Ketterhagen was asked by Sheriff Bardy Bardin to take a look at the 25-year-old case when he was appointed captain of investigations last fall. It had been in the hands of the Wyoming Division of Criminal Investigation (DCI) for a number of years before being sent back to Sublette County.

This entry, under “DCI cold cases,” is posted on the Attorney General’s web site:

“Homicide, June 21, 1984, Sublette County, Wyoming: On June 21, 1984, Lisa Miles EHLERS, age 27, was found next to her car at a road side pull out next to the river on Wyoming State Route 189 between Hoback Junction and Pinedale, Wyoming.

She had been shot twice with a handgun, once to the head and to the chest. Personal items and money were left at the scene in the car. The car was in park and the engine of the car was left running.

Lisa EHLERS was a resident of Jackson, Wyoming. Lisa and her spouse had run a restaurant in Jackson. She was on her way to Florida. Anyone with information regarding this case is urged to contact the Sublette County Sheriff ’s Office at (307) 357-6593 or the Wyoming Division of Criminal Investigation at (307) 777-7181.”

Sublette County’s unsolved mystery has haunted investigators, journalists and the public for years. It was widely believed another unsolved Teton County murder – and perhaps a third – was connected although Funk explained no concrete links were traced other than the fi rst two victims likely were acquainted.

On May 12, 1984, shortly before Ehlers’ murder, Jon William Rice, 26, was found shot to death with a .22-caliber rifle in an Aspens condo in Teton County. In spite of much speculation, a solid motive for that crime wasn’t uncovered at that time, as in Ehlers’ case.

In March 2006, journalist Gil Brady interviewed Funk about the Ehlers case and cited “strange coincidences” among the deaths of Rice, Ehlers and Eric James Cooper, who disappeared in October 1983. Cooper’s partially bound bones and skull – with a .22-caliber slug inside – were found in August 1986 by hikers on Signal Mountain in Grand Teton National Park.
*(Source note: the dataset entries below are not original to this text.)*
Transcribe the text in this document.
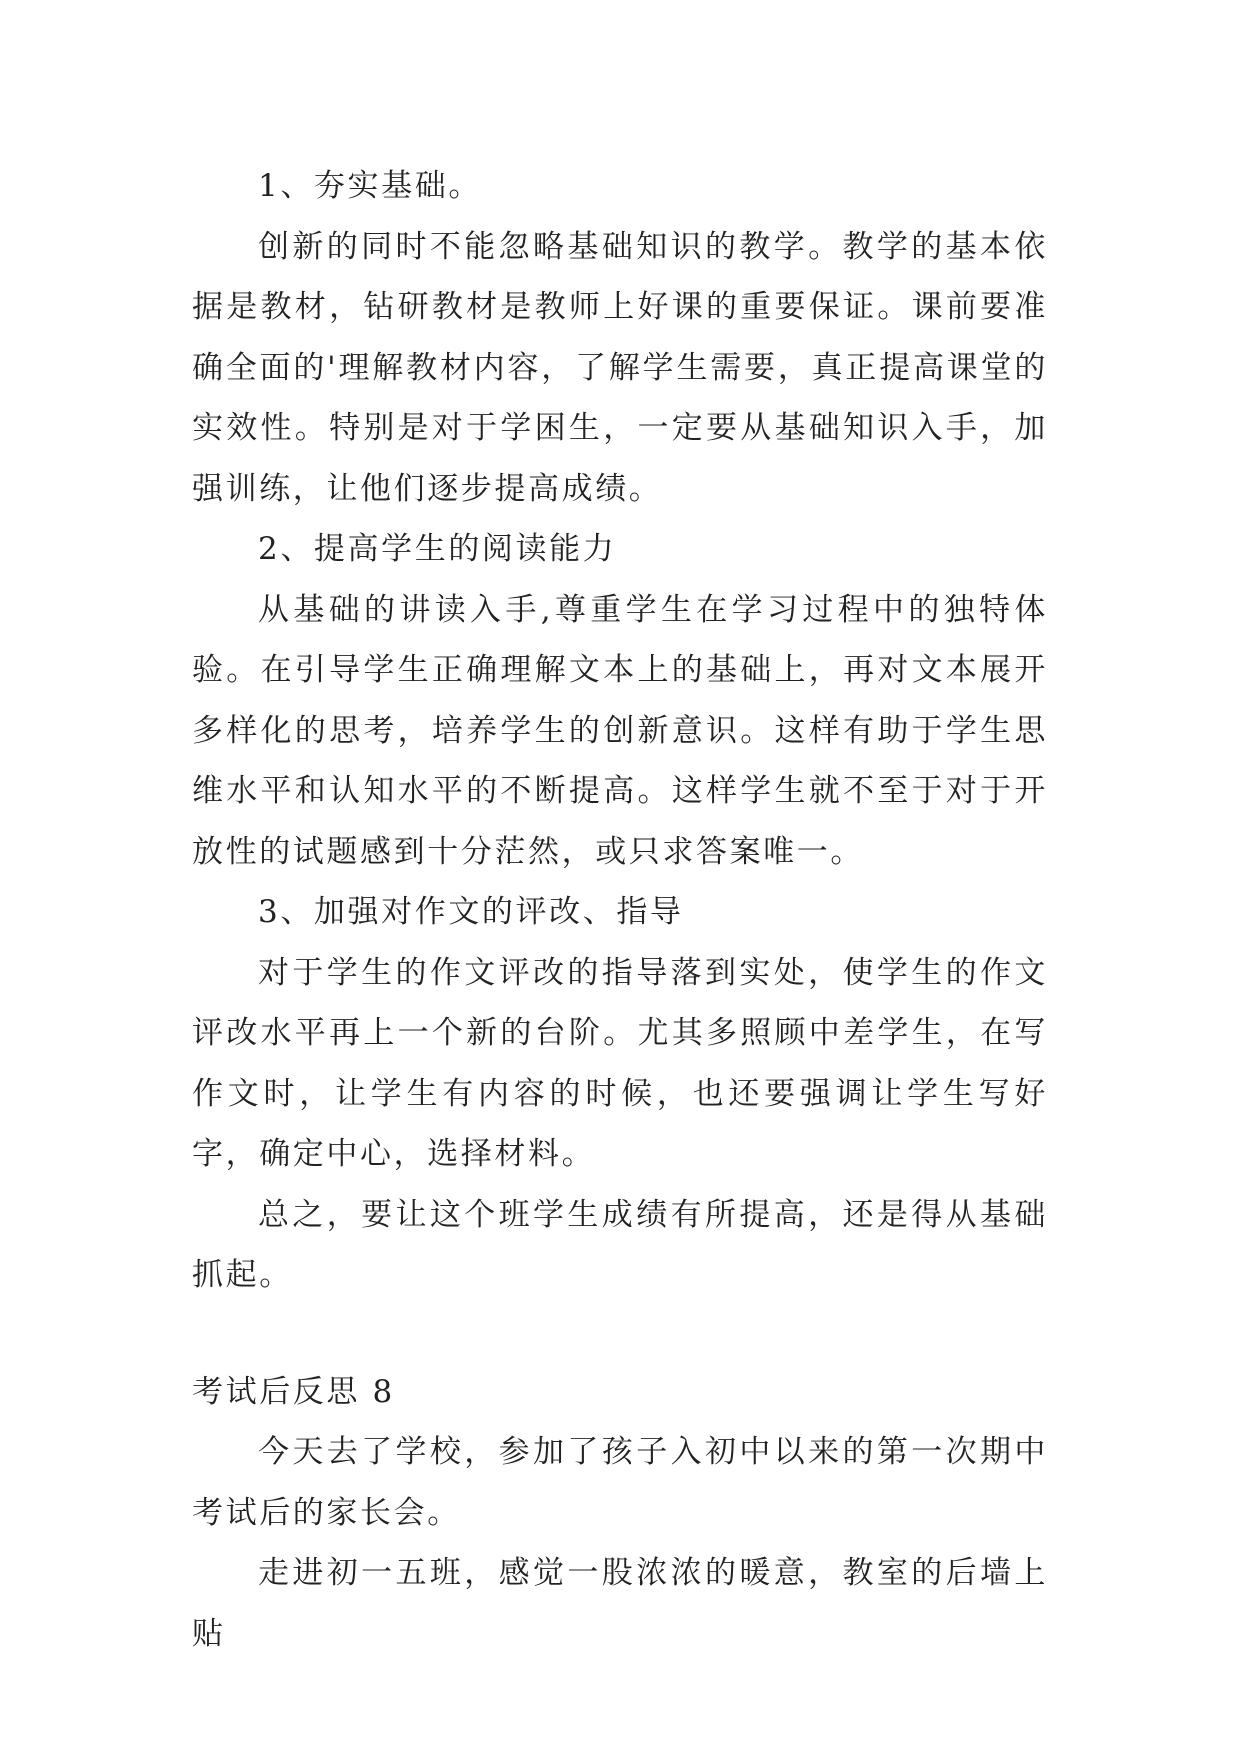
1、夯实基础。

创新的同时不能忽略基础知识的教学。教学的基本依据是教材，钻研教材是教师上好课的重要保证。课前要准确全面的'理解教材内容，了解学生需要，真正提高课堂的实效性。特别是对于学困生，一定要从基础知识入手，加强训练，让他们逐步提高成绩。

2、提高学生的阅读能力

从基础的讲读入手,尊重学生在学习过程中的独特体验。在引导学生正确理解文本上的基础上，再对文本展开多样化的思考，培养学生的创新意识。这样有助于学生思维水平和认知水平的不断提高。这样学生就不至于对于开放性的试题感到十分茫然，或只求答案唯一。

3、加强对作文的评改、指导

对于学生的作文评改的指导落到实处，使学生的作文评改水平再上一个新的台阶。尤其多照顾中差学生，在写作文时，让学生有内容的时候，也还要强调让学生写好字，确定中心，选择材料。

总之，要让这个班学生成绩有所提高，还是得从基础抓起。

考试后反思 8

今天去了学校，参加了孩子入初中以来的第一次期中考试后的家长会。

走进初一五班，感觉一股浓浓的暖意，教室的后墙上贴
Cooper’s murder became another Teton County unsolved mystery.

In 2007, Brady wrote another indepth article, “Wyoming Cops Tighten Noose Around 23-Year-Old Murder,” about the three murders, saying passersby reportedly witnessed two white men standing over Ehlers’ body and a “dark sedan parked nearby.”
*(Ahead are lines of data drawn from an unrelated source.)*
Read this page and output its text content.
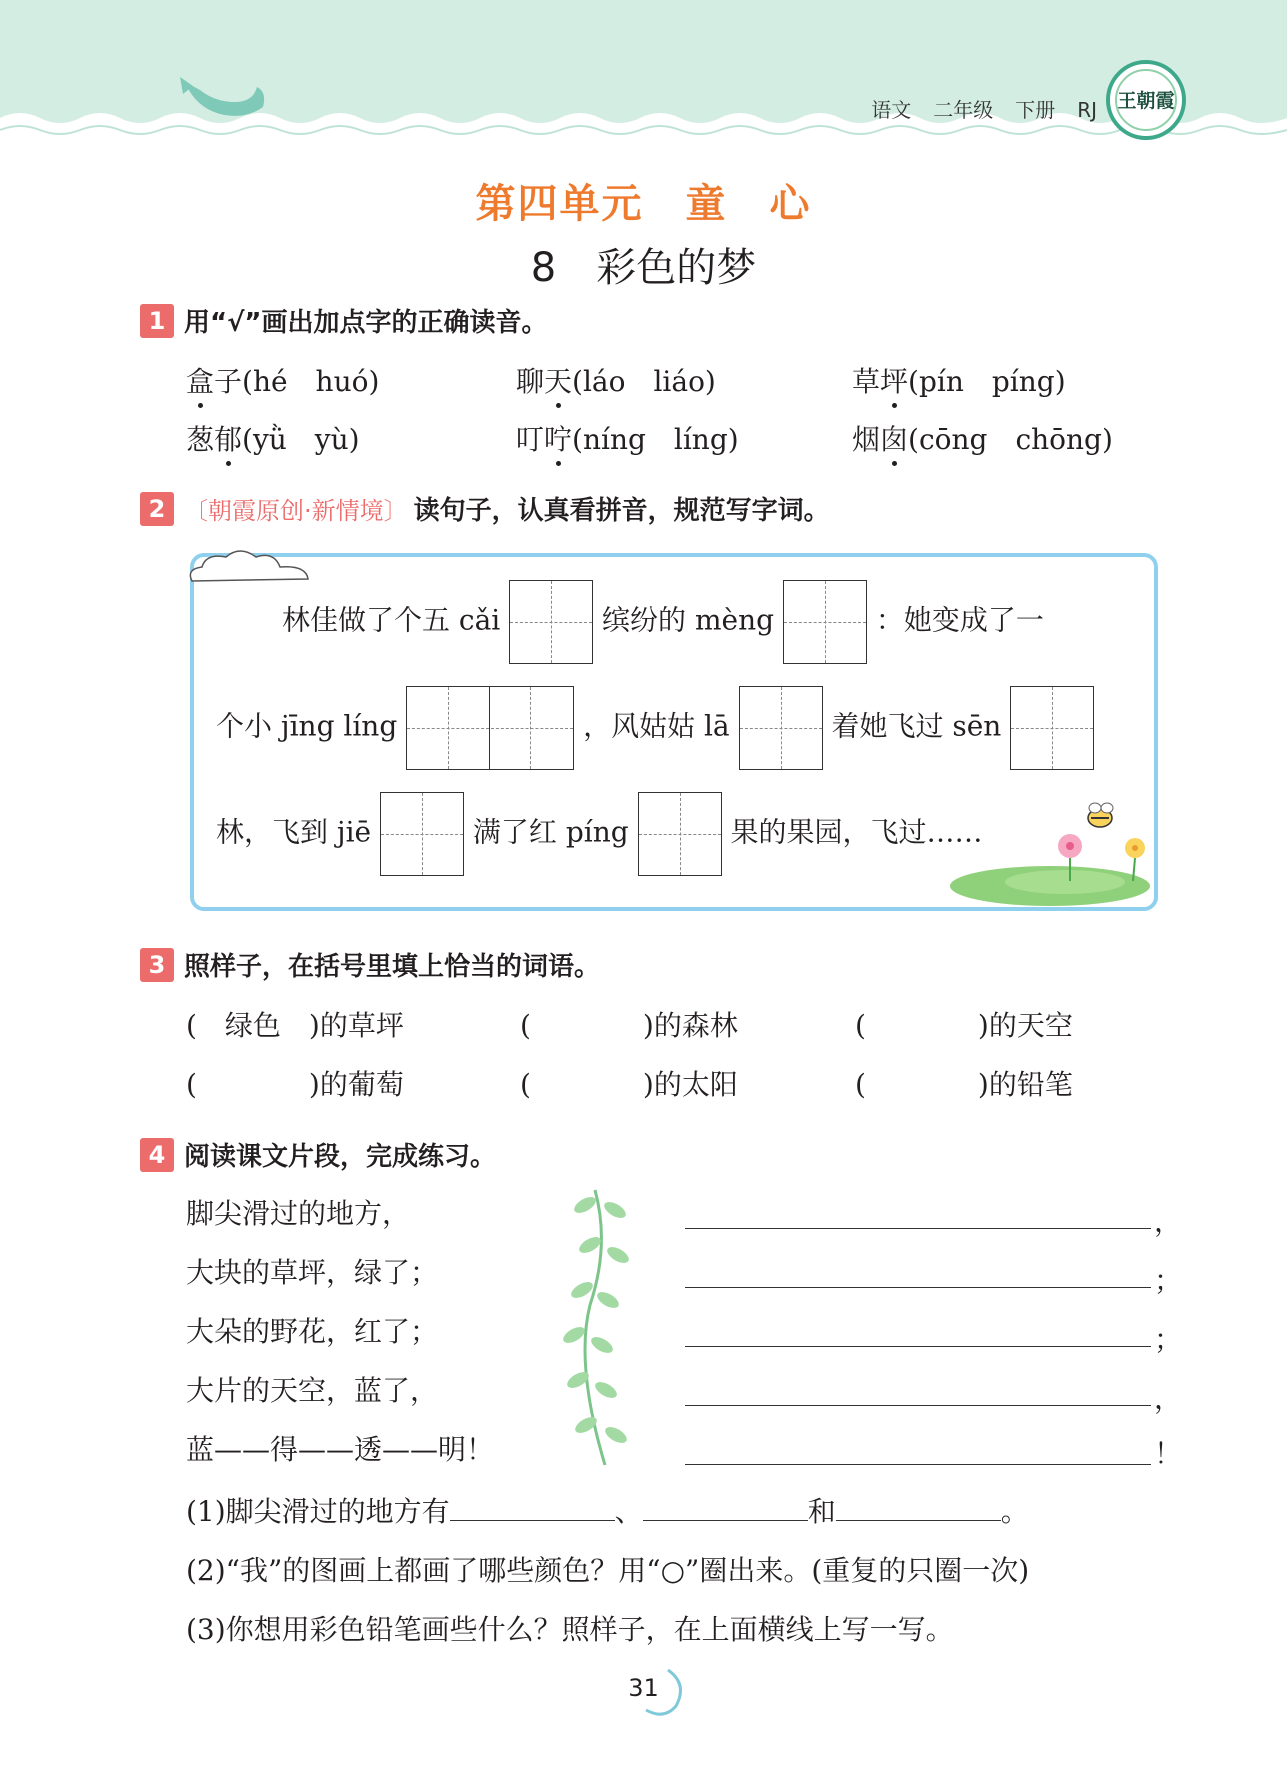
语文 二年级 下册 RJ	王朝霞
第四单元　童　心
8　彩色的梦
1 用“√”画出加点字的正确读音。
盒子(hé　huó)	聊天(láo　liáo)	草坪(pín　píng)
葱郁(yǜ　yù)	叮咛(níng　líng)	烟囱(cōng　chōng)
2 〔朝霞原创·新情境〕 读句子，认真看拼音，规范写字词。
林佳做了个五 cǎi	缤纷的 mèng	：她变成了一
个小 jīng líng	，风姑姑 lā	着她飞过 sēn
林，飞到 jiē	满了红 píng	果的果园，飞过……
3 照样子，在括号里填上恰当的词语。
(　绿色　)的草坪	(　　　　)的森林	(　　　　)的天空
(　　　　)的葡萄	(　　　　)的太阳	(　　　　)的铅笔
4 阅读课文片段，完成练习。
脚尖滑过的地方，
大块的草坪，绿了；
大朵的野花，红了；
大片的天空，蓝了，
蓝——得——透——明！
，
；
；
，
！
(1)脚尖滑过的地方有	、	和	。
(2)“我”的图画上都画了哪些颜色？用“○”圈出来。(重复的只圈一次)
(3)你想用彩色铅笔画些什么？照样子，在上面横线上写一写。
31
Brady also discussed other in-depth details he learned of these cases over the years including bank investigations, an embezzling attorney, cocaine shipments and a safe-deposit box containing a .22-caliber gun.

Several months later, Brady reported Sublette officials released a composite sketch made in 1986 of a man believed to be involved in Ehlers’ death, with a Prince-Valiant haircut.

Even when Teton County Sheriff Bob Zimmer announced his retirement last November, he commented on a couple regrets from his career in a Planet Jackson Hole interview. A reader identified only as “Dead Man Telling Tales” emailed in a comment on Zimmer’s regrets.

“I know he wasn’t sheriff at the time (he was a TOJ sergeant) but those Lisa Ehlers/Jon Rice murders had to weigh on every law enforcement officer in the area,” the reader wrote.

“The ironic thing is, it is widely believed that these murders were ‘solved.’

Solid evidence may be lacking but thanks to good detective work, both TCSO and state DCI know who the players are, perhaps even the trigger men in both cases. So technically, while these cases are ‘solved,’ there has been no justice, and THAT should be keeping him up at night. Some of those believed responsible are now dead. No one to protect now? It’s time the truth was told.”